Officials confirm wolves attacked eight cattle in NE Oregon

Published 7:00 am Friday, October 1, 2021

The Umatilla County Board Of Commissioners considers approving more than $24,000 in grants for wolf depredation when it meets Wednesday, Feb. 2, 2022.

UKIAH — The Oregon Department of Fish and Wildlife confirmed wolves recently attacked eight cattle in the Ukiah Valley south of Pendleton, though it remains unclear which pack is responsible.

The first report came on Sept. 25, when a ranch hand discovered one dead and six injured calves in an approximately 200-acre private pasture. All were about six months old, weighing between 450 and 550 pounds. Two of the injured calves later were euthanized.

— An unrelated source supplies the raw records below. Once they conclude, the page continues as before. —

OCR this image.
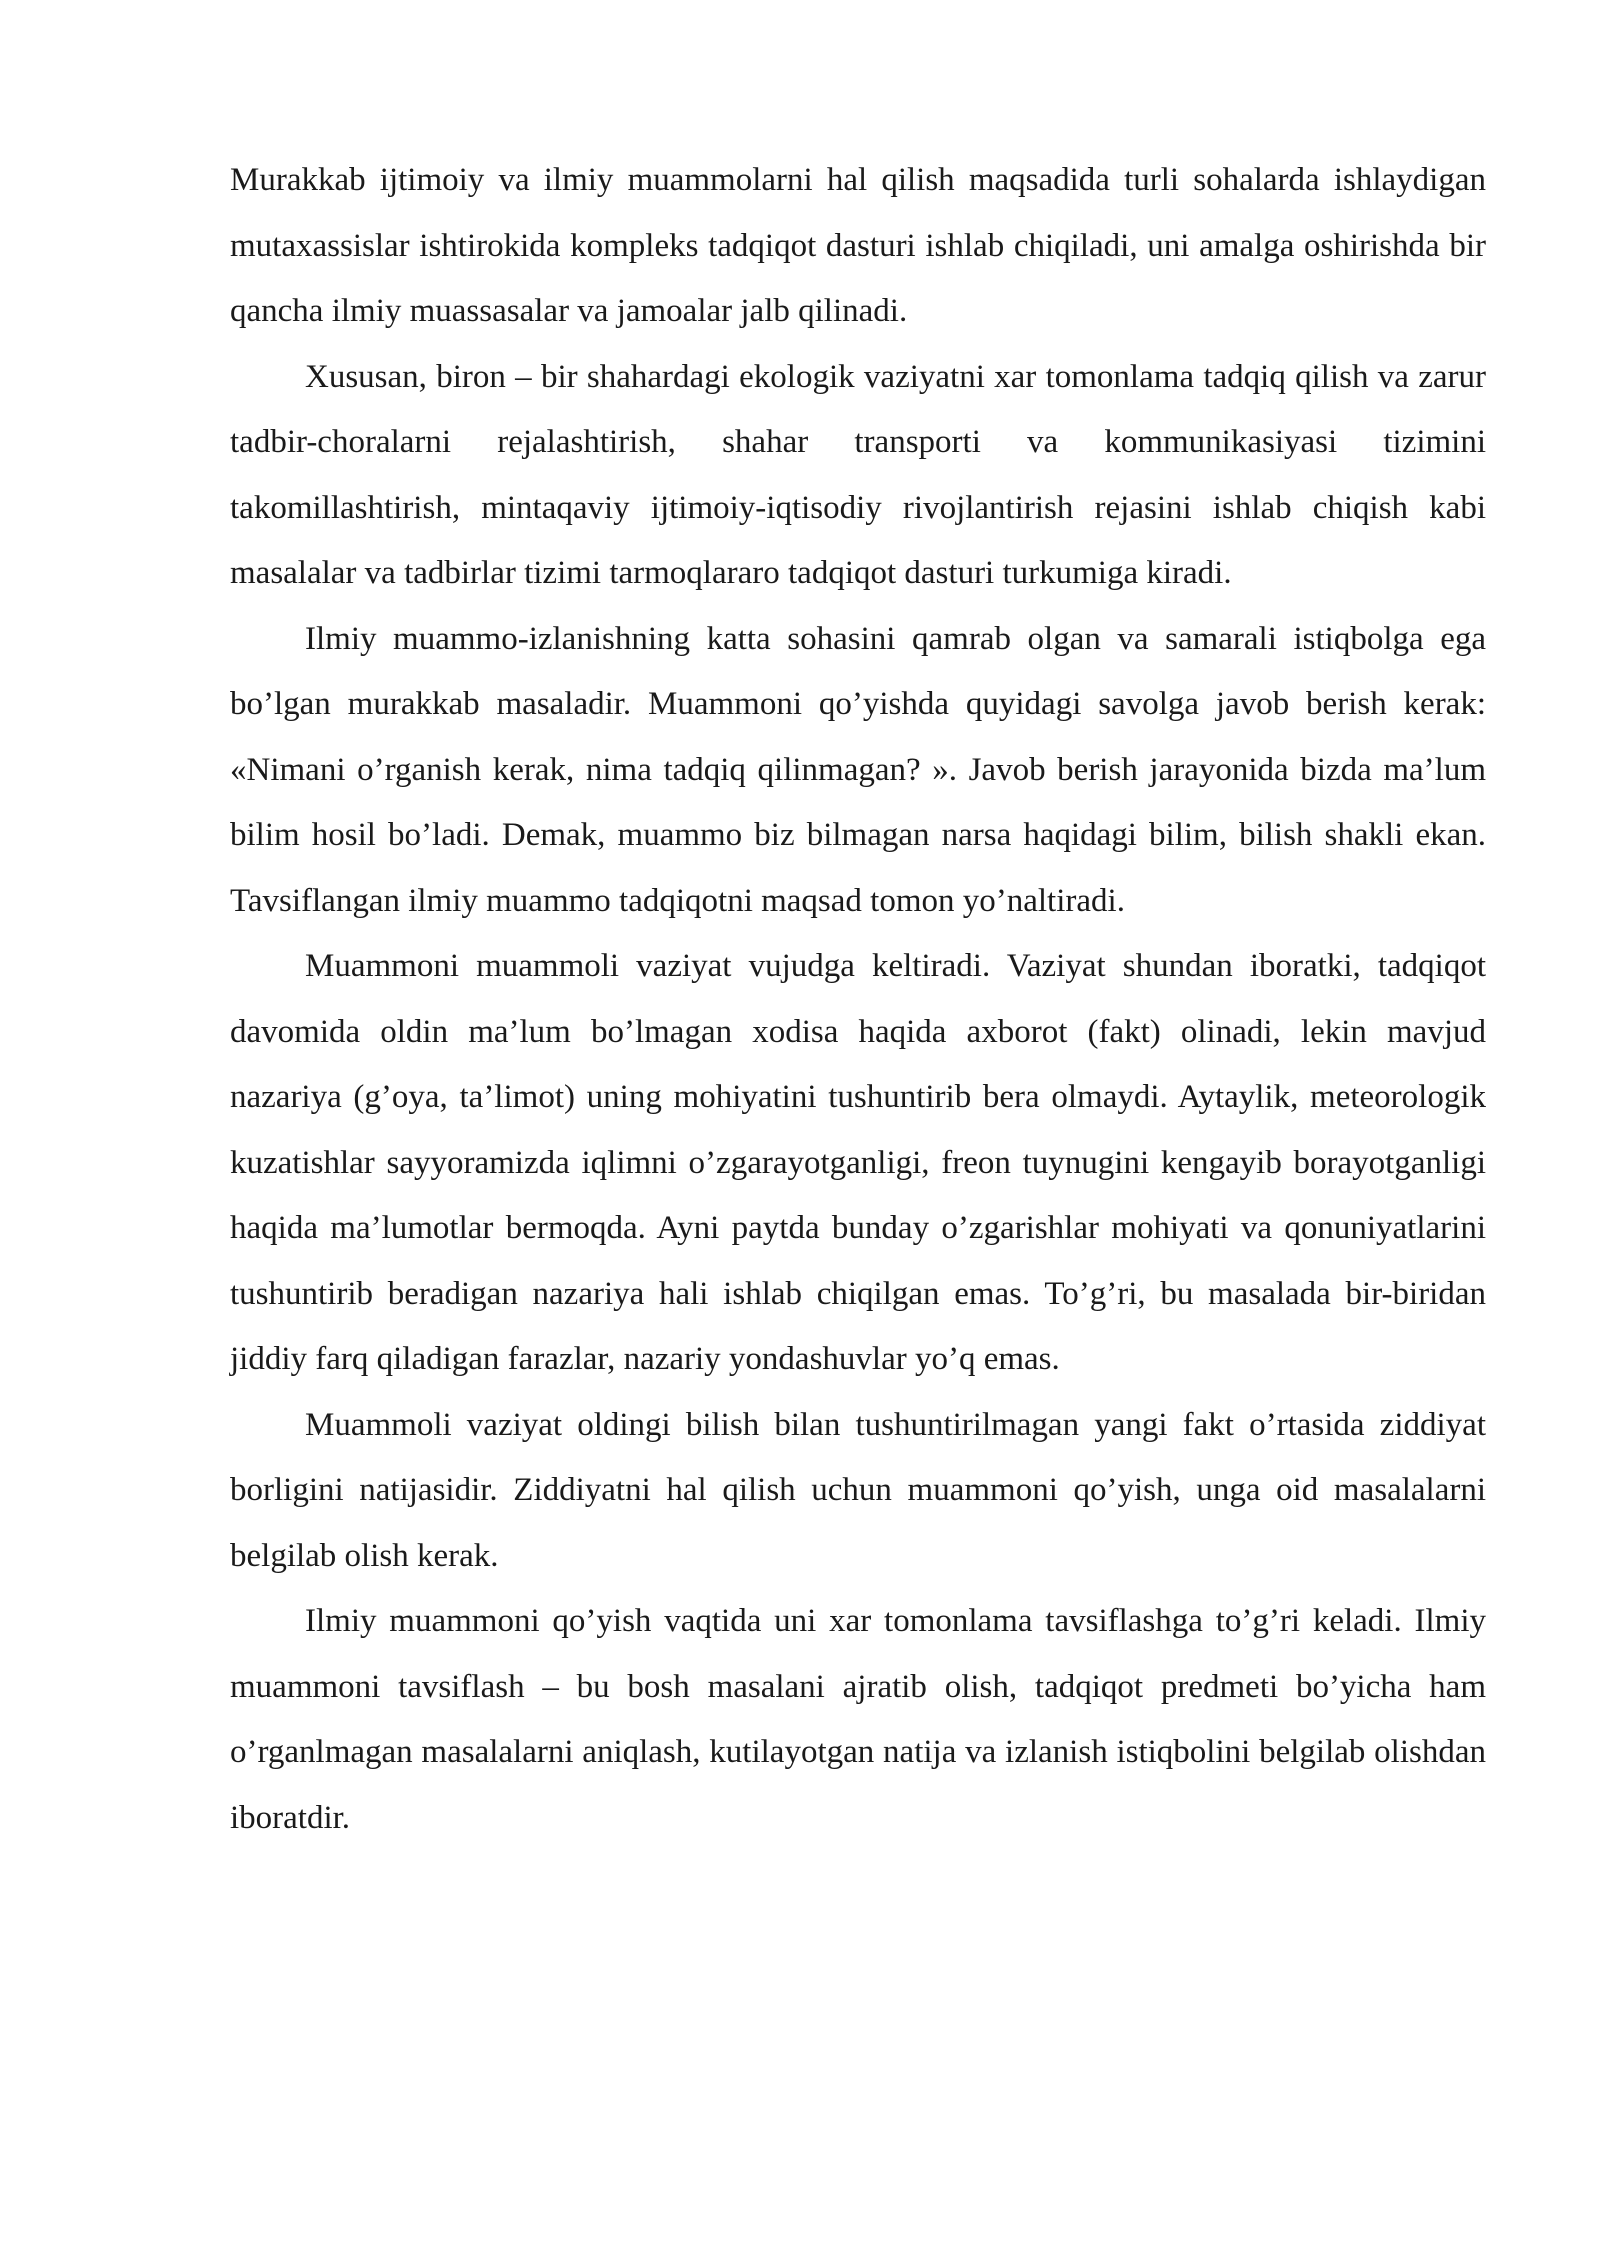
Murakkab ijtimoiy va ilmiy muammolarni hal qilish maqsadida turli sohalarda ishlaydigan mutaxassislar ishtirokida kompleks tadqiqot dasturi ishlab chiqiladi, uni amalga oshirishda bir qancha ilmiy muassasalar va jamoalar jalb qilinadi.

Xususan, biron – bir shahardagi ekologik vaziyatni xar tomonlama tadqiq qilish va zarur tadbir-choralarni rejalashtirish, shahar transporti va kommunikasiyasi tizimini takomillashtirish, mintaqaviy ijtimoiy-iqtisodiy rivojlantirish rejasini ishlab chiqish kabi masalalar va tadbirlar tizimi tarmoqlararo tadqiqot dasturi turkumiga kiradi.

Ilmiy muammo-izlanishning katta sohasini qamrab olgan va samarali istiqbolga ega bo’lgan murakkab masaladir. Muammoni qo’yishda quyidagi savolga javob berish kerak: «Nimani o’rganish kerak, nima tadqiq qilinmagan? ». Javob berish jarayonida bizda ma’lum bilim hosil bo’ladi. Demak, muammo biz bilmagan narsa haqidagi bilim, bilish shakli ekan. Tavsiflangan ilmiy muammo tadqiqotni maqsad tomon yo’naltiradi.

Muammoni muammoli vaziyat vujudga keltiradi. Vaziyat shundan iboratki, tadqiqot davomida oldin ma’lum bo’lmagan xodisa haqida axborot (fakt) olinadi, lekin mavjud nazariya (g’oya, ta’limot) uning mohiyatini tushuntirib bera olmaydi. Aytaylik, meteorologik kuzatishlar sayyoramizda iqlimni o’zgarayotganligi, freon tuynugini kengayib borayotganligi haqida ma’lumotlar bermoqda. Ayni paytda bunday o’zgarishlar mohiyati va qonuniyatlarini tushuntirib beradigan nazariya hali ishlab chiqilgan emas. To’g’ri, bu masalada bir-biridan jiddiy farq qiladigan farazlar, nazariy yondashuvlar yo’q emas.

Muammoli vaziyat oldingi bilish bilan tushuntirilmagan yangi fakt o’rtasida ziddiyat borligini natijasidir. Ziddiyatni hal qilish uchun muammoni qo’yish, unga oid masalalarni belgilab olish kerak.

Ilmiy muammoni qo’yish vaqtida uni xar tomonlama tavsiflashga to’g’ri keladi. Ilmiy muammoni tavsiflash – bu bosh masalani ajratib olish, tadqiqot predmeti bo’yicha ham o’rganlmagan masalalarni aniqlash, kutilayotgan natija va izlanish istiqbolini belgilab olishdan iboratdir.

Three days later, another calf was found dead in the same pasture. In each case, the animals had bite marks suggesting they were alive when a predator attacked them The injuries included tooth scrapes, punctures and tears that were consistent with wolves.

While ODFW has chalked up the depredations to wolves, the agency does not know which pack caused the injuries.

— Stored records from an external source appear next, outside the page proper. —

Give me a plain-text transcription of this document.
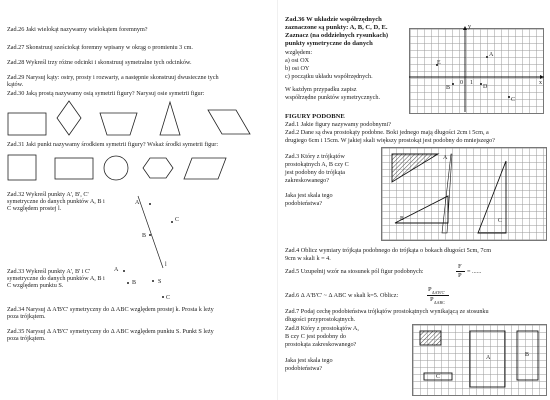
Zad.26 Jaki wielokąt nazywamy wielokątem foremnym?
Zad.27 Skonstruuj sześciokąt foremny wpisany w okrąg o promieniu 3 cm.
Zad.28 Wykreśl trzy różne odcinki i skonstruuj symetralne tych odcinków.
Zad.29 Narysuj kąty: ostry, prosty i rozwarty, a następnie skonstruuj dwusieczne tych
kątów.
Zad.30 Jaką prostą nazywamy osią symetrii figury? Narysuj osie symetrii figur:
Zad.31 Jaki punkt nazywamy środkiem symetrii figury? Wskaż środki symetrii figur:
Zad.32 Wykreśl punkty A', B', C'
symetryczne do danych punktów A, B i
C względem prostej l.
A
C
B
l
Zad.33 Wykreśl punkty A', B' i C'
symetryczne do danych punktów A, B i
C względem punktu S.
A
S
B
C
Zad.34 Narysuj Δ A'B'C' symetryczny do Δ ABC względem prostej k. Prosta k leży
poza trójkątem.
Zad.35 Narysuj Δ A'B'C' symetryczny do Δ ABC względem punktu S. Punkt S leży
poza trójkątem.
Zad.36 W układzie współrzędnych
zaznaczone są punkty: A, B, C, D, E.
Zaznacz (na oddzielnych rysunkach)
punkty symetryczne do danych
względem:
a) osi OX
b) osi OY
c) początku układu współrzędnych.
W każdym przypadku zapisz
współrzędne punktów symetrycznych.
y
x
0 1
A
E
B
C
D
FIGURY PODOBNE
Zad.1 Jakie figury nazywamy podobnymi?
Zad.2 Dane są dwa prostokąty podobne. Boki jednego mają długości 2cm i 5cm, a
drugiego 6cm i 15cm. W jakiej skali większy prostokąt jest podobny do mniejszego?
Zad.3 Który z trójkątów
prostokątnych A, B czy C
jest podobny do trójkąta
zakreskowanego?
Jaka jest skala tego
podobieństwa?
A
B	C
Zad.4 Oblicz wymiary trójkąta podobnego do trójkąta o bokach długości 5cm, 7cm
9cm w skali k = 4.
Zad.5 Uzupełnij wzór na stosunek pól figur podobnych:
F
P
= ......
Zad.6 Δ A'B'C' ~ Δ ABC w skali k=5. Oblicz:
P ΔA'B'C'
P ΔABC
Zad.7 Podaj cechę podobieństwa trójkątów prostokątnych wynikającą ze stosunku
długości przyprostokątnych.
Zad.8 Który z prostokątów A,
B czy C jest podobny do
prostokąta zakreskowanego?
Jaka jest skala tego
podobieństwa?
A	B
C
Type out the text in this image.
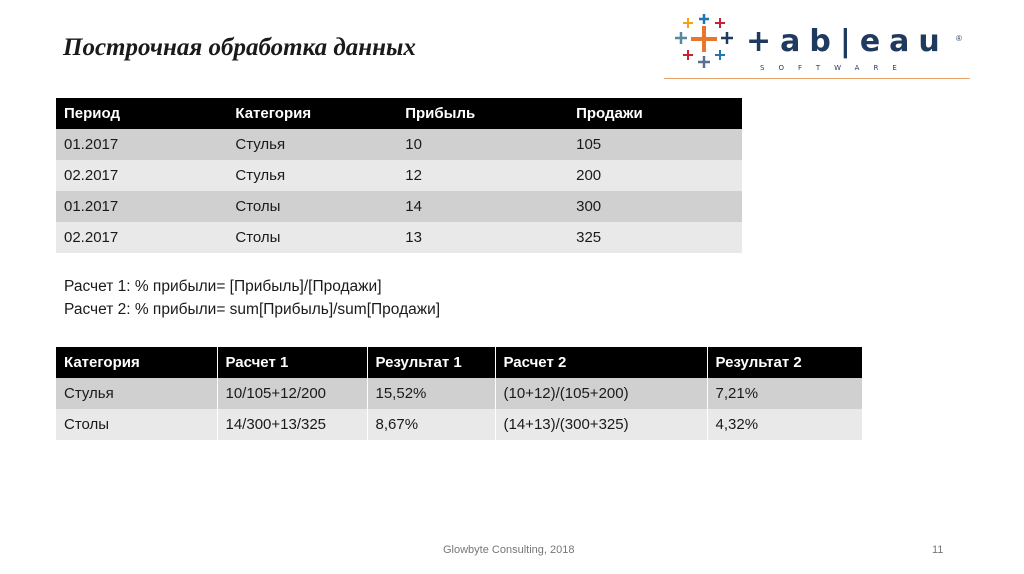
Построчная обработка данных	+ab|eau ®
SOFTWARE
Период	Категория	Прибыль	Продажи
01.2017	Стулья	10	105
02.2017	Стулья	12	200
01.2017	Столы	14	300
02.2017	Столы	13	325
Расчет 1: % прибыли= [Прибыль]/[Продажи]
Расчет 2: % прибыли= sum[Прибыль]/sum[Продажи]
Категория	Расчет 1	Результат 1	Расчет 2	Результат 2
Стулья	10/105+12/200	15,52%	(10+12)/(105+200)	7,21%
Столы	14/300+13/325	8,67%	(14+13)/(300+325)	4,32%
Glowbyte Consulting, 2018	11
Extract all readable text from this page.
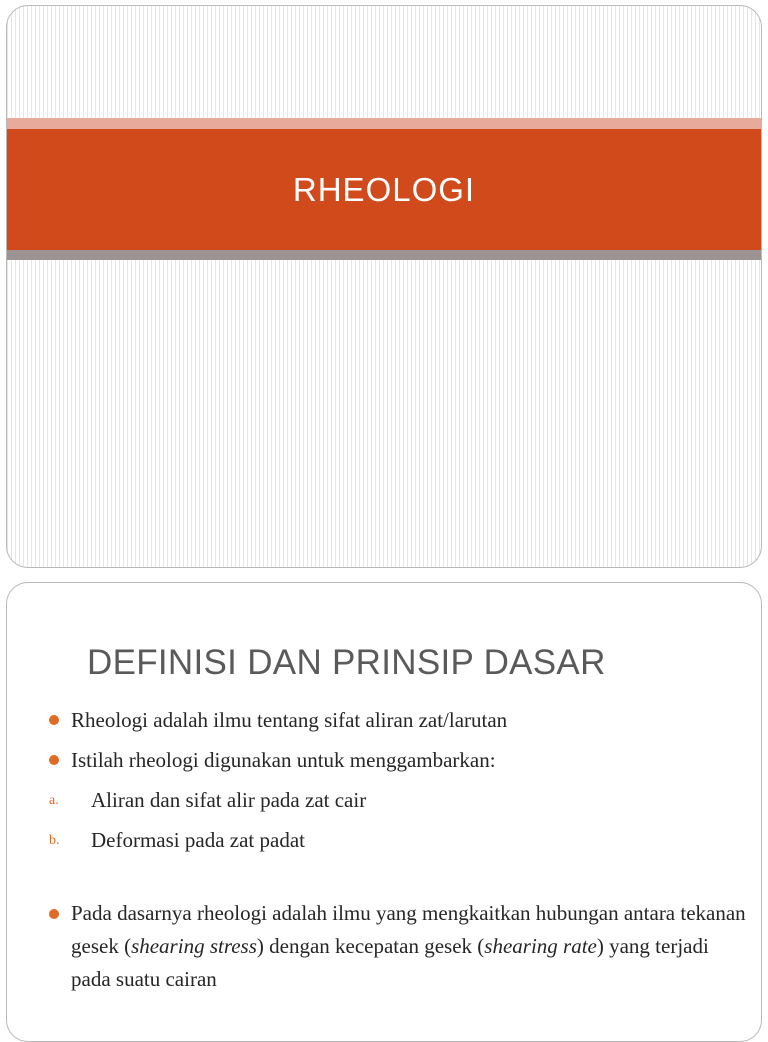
RHEOLOGI
DEFINISI DAN PRINSIP DASAR
Rheologi adalah ilmu tentang sifat aliran zat/larutan
Istilah rheologi digunakan untuk menggambarkan:
a. Aliran dan sifat alir pada zat cair
b. Deformasi pada zat padat
Pada dasarnya rheologi adalah ilmu yang mengkaitkan hubungan antara tekanan gesek (shearing stress) dengan kecepatan gesek (shearing rate) yang terjadi pada suatu cairan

The Ukiah pack, which roams parts of southern Umatilla and Union counties, was not in the area, according to GPS collar data. ODFW is now monitoring the Fivemile pack west of Ukiah to see if it is in areas outside its known territory.

In addition, the agency says a new group of wolves may be present southeast of the depredation location.

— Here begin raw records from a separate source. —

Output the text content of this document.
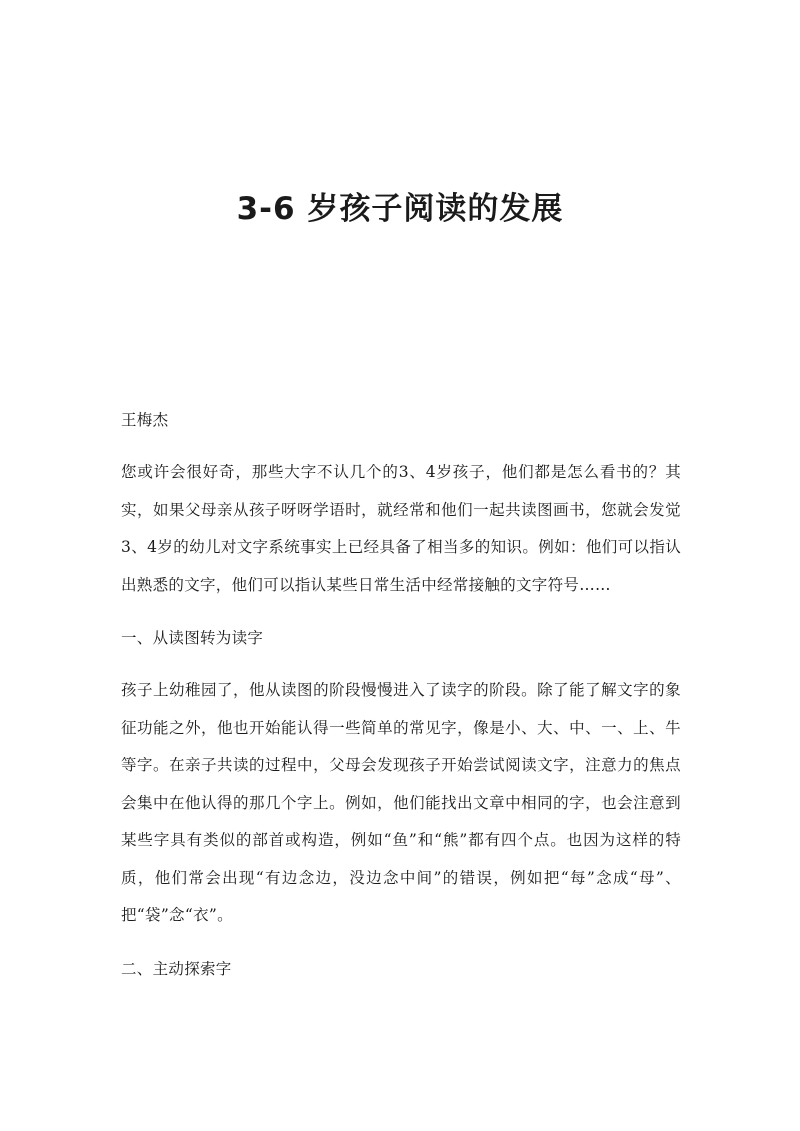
3-6 岁孩子阅读的发展

王梅杰

您或许会很好奇，那些大字不认几个的3、4岁孩子，他们都是怎么看书的？其实，如果父母亲从孩子呀呀学语时，就经常和他们一起共读图画书，您就会发觉3、4岁的幼儿对文字系统事实上已经具备了相当多的知识。例如：他们可以指认出熟悉的文字，他们可以指认某些日常生活中经常接触的文字符号……

一、从读图转为读字

孩子上幼稚园了，他从读图的阶段慢慢进入了读字的阶段。除了能了解文字的象征功能之外，他也开始能认得一些简单的常见字，像是小、大、中、一、上、牛等字。在亲子共读的过程中，父母会发现孩子开始尝试阅读文字，注意力的焦点会集中在他认得的那几个字上。例如，他们能找出文章中相同的字，也会注意到某些字具有类似的部首或构造，例如“鱼”和“熊”都有四个点。也因为这样的特质，他们常会出现“有边念边，没边念中间”的错误，例如把“每”念成“母”、把“袋”念“衣”。

二、主动探索字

Rodger Huffman, a Union County rancher and co-chairman of the Oregon Cattlemen’s Association wolf committee, said both the organization and the producer are asking Fish and Wildlife to kill members of the offending pack to deter further wolf-livestock conflicts in the area.

Under the state’s Wolf Conservation and Management Plan, wolves in Eastern Oregon may be subject to lethal control if they have two confirmed depredations within nine months.

Twice this year, ODFW authorized a permit to kill wolves from the Lookout Mountain pack in Baker County following repeated attacks on livestock.

The agency shot two wolf pups from the Lookout Mountain pack in August, and then three more wolves — including the alpha male — in September after depredations did not stop.

Still, Huffman said ranchers have remained frustrated with the state’s management of wolves. He said the number of depredations confirmed by the agency is lower than the actual number producers face.

“We have a wolf management and conservation plan, and conservation has clearly been the first and highest priority,” Huffman said. “We’re just asking very respectfully that at least management be 50% of the equation in this.”

Environmental groups, on the other hand, staunchly oppose killing wolves and continue to fight to overturn the federal government’s decision to take wolves off the list of endangered species.

On Sept. 15, the Biden administration announced it would review the status of gray wolves in the northern Rocky Mountains, which could potentially restore endangered species protections in Idaho, Montana, Wyoming and the eastern one-third of Oregon and Washington.

Oregon’s minimum known wolf population is 173 as of the most recent count at the end of 2020.